I had been saying that I believed children were our teachers. So I got to thinking about what the Wildflower had to teach me at this moment. I thought about presence and acceptance. And wondered if there was still room for more understanding there. I thought about accepting myself - how I didn't think of myself as a failure, but I had been second-guessing my parenting.
At first I thought, that's it, I'm all about accepting my baby's behaviour and personality, but was I truly accepting myself?
But then, I thought, no, that isn't it. It didn't feel right. So I stopped thinking and while she played quietly nestled in my legs, I let my mind and heart drift and reach out to the Knowledge that is Out There.
And then it came to me. My focus had been accepting her, accepting the situation, and even accepting myself. All good and necessary. But I had never considered another thing to accept.
The relationship between us.
The relationship is a dynamic on its own.
Yes, a relationship between you and me is the product of what you and I put into it. However, it has its own reality that is apart from us. It is influenced by time, culture, circumstance, chance, fate, environment, pasts, timing, other people, as well as the you and me that is subconscious.
I can want my daughter and me to be close, to have a loving relationship, and I can want my parenting to have an expected result (contented baby), but how can this be possible? It isn't. Not really.

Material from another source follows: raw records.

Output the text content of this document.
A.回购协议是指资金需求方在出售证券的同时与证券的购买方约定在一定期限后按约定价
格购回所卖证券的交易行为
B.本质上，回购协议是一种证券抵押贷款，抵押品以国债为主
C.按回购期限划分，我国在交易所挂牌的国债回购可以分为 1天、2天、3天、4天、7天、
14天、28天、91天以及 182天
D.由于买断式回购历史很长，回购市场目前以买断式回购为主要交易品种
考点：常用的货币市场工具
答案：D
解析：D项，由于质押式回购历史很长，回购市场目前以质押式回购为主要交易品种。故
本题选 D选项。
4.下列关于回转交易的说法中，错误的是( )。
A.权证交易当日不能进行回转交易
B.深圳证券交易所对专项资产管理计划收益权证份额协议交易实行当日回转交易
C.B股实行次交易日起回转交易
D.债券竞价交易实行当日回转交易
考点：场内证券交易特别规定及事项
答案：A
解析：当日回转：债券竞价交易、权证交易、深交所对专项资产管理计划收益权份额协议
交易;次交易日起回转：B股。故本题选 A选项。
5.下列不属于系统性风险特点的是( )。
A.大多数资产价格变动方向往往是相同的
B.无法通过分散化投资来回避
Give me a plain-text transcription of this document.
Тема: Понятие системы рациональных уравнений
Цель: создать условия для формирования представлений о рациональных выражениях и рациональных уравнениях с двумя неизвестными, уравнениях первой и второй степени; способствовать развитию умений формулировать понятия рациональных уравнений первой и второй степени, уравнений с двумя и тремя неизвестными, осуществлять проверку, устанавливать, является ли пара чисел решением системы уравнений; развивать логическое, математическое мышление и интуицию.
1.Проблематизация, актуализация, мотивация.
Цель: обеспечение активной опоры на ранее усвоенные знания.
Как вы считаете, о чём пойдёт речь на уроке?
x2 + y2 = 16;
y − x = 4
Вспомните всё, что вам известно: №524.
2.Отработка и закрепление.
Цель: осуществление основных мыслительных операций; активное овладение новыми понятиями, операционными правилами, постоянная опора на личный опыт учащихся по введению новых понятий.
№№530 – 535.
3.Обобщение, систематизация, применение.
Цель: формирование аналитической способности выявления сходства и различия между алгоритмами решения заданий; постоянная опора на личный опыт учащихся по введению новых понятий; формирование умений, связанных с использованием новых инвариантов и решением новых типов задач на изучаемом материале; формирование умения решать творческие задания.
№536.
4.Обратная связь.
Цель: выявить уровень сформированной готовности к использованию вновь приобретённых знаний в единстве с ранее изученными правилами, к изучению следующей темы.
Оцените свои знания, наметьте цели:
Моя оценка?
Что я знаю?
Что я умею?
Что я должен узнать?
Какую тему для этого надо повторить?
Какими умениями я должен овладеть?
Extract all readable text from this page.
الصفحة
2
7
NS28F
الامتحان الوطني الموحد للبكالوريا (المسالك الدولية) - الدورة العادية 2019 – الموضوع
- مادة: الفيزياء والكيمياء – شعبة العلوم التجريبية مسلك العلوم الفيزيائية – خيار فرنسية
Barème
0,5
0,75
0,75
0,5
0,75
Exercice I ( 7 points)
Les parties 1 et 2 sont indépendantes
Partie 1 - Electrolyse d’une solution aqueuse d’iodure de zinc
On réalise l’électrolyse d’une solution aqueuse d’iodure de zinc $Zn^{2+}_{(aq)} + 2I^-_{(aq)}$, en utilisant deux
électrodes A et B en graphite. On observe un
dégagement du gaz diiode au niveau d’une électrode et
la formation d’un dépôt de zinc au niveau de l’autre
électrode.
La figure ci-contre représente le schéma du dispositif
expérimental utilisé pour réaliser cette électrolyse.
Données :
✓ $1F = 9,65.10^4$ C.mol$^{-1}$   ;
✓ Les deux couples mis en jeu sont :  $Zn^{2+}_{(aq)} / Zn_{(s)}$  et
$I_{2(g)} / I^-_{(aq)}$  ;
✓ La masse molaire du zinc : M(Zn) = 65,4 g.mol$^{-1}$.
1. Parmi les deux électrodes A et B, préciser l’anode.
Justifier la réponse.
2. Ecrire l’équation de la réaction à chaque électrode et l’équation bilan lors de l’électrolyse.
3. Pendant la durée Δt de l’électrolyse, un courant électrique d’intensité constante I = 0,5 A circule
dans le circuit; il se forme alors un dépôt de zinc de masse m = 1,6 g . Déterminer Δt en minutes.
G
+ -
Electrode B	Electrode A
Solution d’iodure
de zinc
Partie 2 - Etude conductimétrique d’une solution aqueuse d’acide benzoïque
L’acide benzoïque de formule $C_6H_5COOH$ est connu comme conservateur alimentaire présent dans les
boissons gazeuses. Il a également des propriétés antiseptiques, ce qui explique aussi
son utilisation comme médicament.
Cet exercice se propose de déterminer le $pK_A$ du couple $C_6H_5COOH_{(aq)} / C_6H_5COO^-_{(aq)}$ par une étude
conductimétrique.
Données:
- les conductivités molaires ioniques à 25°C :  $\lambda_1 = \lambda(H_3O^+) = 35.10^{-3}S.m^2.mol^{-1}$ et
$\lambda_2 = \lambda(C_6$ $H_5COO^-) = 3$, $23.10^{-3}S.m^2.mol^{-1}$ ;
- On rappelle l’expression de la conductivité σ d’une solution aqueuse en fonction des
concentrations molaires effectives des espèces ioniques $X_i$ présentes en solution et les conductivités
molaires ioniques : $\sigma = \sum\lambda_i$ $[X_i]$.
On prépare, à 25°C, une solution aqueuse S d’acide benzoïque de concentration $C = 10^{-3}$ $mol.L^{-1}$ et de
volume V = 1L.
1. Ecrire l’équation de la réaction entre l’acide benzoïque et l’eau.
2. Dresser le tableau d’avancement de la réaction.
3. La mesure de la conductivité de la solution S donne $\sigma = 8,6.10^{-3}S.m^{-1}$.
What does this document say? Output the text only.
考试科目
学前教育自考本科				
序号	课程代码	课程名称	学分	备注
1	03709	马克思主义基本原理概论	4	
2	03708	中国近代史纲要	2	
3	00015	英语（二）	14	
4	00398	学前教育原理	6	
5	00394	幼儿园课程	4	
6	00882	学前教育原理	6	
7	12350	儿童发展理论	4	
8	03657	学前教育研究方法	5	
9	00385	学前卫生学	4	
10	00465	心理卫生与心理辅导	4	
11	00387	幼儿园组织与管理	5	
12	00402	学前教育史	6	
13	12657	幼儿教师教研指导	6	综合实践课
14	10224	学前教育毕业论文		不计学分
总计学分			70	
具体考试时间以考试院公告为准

I only have the power and responsibility for who I am as a person, which affects who I am as a parent. This affects who my daughter is and it affects our relationship, and it may do so with great impact, but it does not determine it.
It. Does. Not. Determine. It.
Do you have any idea for how many relationships I have held myself accountable?!
How many times I questioned how good I was as a daughter, a girlfriend, a wife. Was I pretty or slim enough, loving enough, giving enough, perfect enough, good enough? Was I saying something wrong, doing something wrong, being something wrong? Or simply, what more can I do to fix this?
Despite feeling angry or even furious at others for not holding up to their end of the relationship bargain, ultimately, I allowed the burden of the relationship's success or failure to rest on my shoulders. As well as the inevitable sadness and longing that followed.
Although I healed the wounds from my broken relationship with my parents several years ago, I can see now how feeling responsible for making it right between us led me to accept the wrong men (and women friends) into my life. Broken men. Broken men that I thought I could 'fix' by being a wonderful partner. Of course everything would be alright, I was such a thoughtful and loving woman, how could it not be?
Incidentally, there was a time when I couldn't cope with someone not liking me. I just couldn't understand it. If I was a good, loyal, fun, kind person, how could someone dislike me? I got over that many years ago, but I can see the connection.
For a long time now I have understood other people's responsibility in my relationships with them. But I had never thought of the relationship as a separate force that is subject to its own influences and behaviours. Which is funny considering I live by the belief that somes things just aren't meant to be. The spaces between the spiral are just as real.
Whether my daughter is a contented baby, secure toddler, happy child, peaceful teenager, or whether we have a wonderful mother-daughter relationship throughout, is something I want. But now, I accept, that the relationship has the right to be what it will be. For all I know, a challenging relationship is what I and my daughter need to grow in mind and spirit.